Some of the best conceptual manufacturing equipment designs that we’ve seen over the past few years have involved altering traditional processes into more simplified approaches that strip away the complexities in favor of the bare minimum. Among others that come to mind instantly is Dave Hakkens’ Precious Plastic project – where he has simplified traditional plastic manufacturing processes including injection and rotational molding into open source designs that anybody can build and produce objects using recycled plastic.
More recently, France-based deFact Studio has created their own simplified manufacturing device that closely mimics a mechanical ceramic RAM process, however their version uses little more than some objects that are commonly found in a hardware store.
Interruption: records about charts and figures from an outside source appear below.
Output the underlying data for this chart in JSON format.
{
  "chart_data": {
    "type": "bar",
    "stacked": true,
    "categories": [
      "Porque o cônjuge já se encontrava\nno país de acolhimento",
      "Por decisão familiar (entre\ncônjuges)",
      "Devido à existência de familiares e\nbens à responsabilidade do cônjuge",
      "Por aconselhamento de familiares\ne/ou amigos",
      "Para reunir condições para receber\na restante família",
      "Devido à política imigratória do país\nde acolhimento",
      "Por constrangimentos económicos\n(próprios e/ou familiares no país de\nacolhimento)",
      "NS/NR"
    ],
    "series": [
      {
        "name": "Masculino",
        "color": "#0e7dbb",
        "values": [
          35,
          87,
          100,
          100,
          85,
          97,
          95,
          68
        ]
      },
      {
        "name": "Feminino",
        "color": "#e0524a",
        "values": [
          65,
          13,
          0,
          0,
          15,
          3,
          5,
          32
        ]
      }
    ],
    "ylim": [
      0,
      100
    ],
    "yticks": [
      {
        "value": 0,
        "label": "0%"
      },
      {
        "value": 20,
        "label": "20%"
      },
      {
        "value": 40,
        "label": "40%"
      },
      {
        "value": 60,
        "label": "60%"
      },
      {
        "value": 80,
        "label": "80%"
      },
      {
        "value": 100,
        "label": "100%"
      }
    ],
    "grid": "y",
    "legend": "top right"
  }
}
In a traditional RAM process, a mechanical hydraulic press compresses clay into permeable dies to create multiples quickly and consistently. Following the pressing process, the object is released through either air or fluid pressure forced through the permeable die. The process is commonly used by larger ceramic product manufacturers and can include the production of products ranging from large planter pots to smaller coffee mugs:
For Copy/Pour, deFact Studio created a similar device that incorporates a pre-determined shape screwed onto a press that is then driven into any number of earth materials ranging from soil to sand. Rather than clay, the designers have chosen to use plaster which helps create a striking contrast between the bright wares themselves and the subsequently attached earth material that resulted from the process:
The device also brings to mind Max Lamb’s Hexagonal Pewter Stool, which was made by pouring molten pewter into a sand mold that was crafted by hand directly on an ocean beach in Cornwall, England. Once the sand pewter had cooled, the sand was dug away to reveal the final stool design:
While the soil-infused designs may not appeal to everybody’s taste, it’s hard to argue that the project is a perfect blend of earth and industry – something that’s a nice contrast amongst our existing sea of dollar store plastics and disposable gadgets.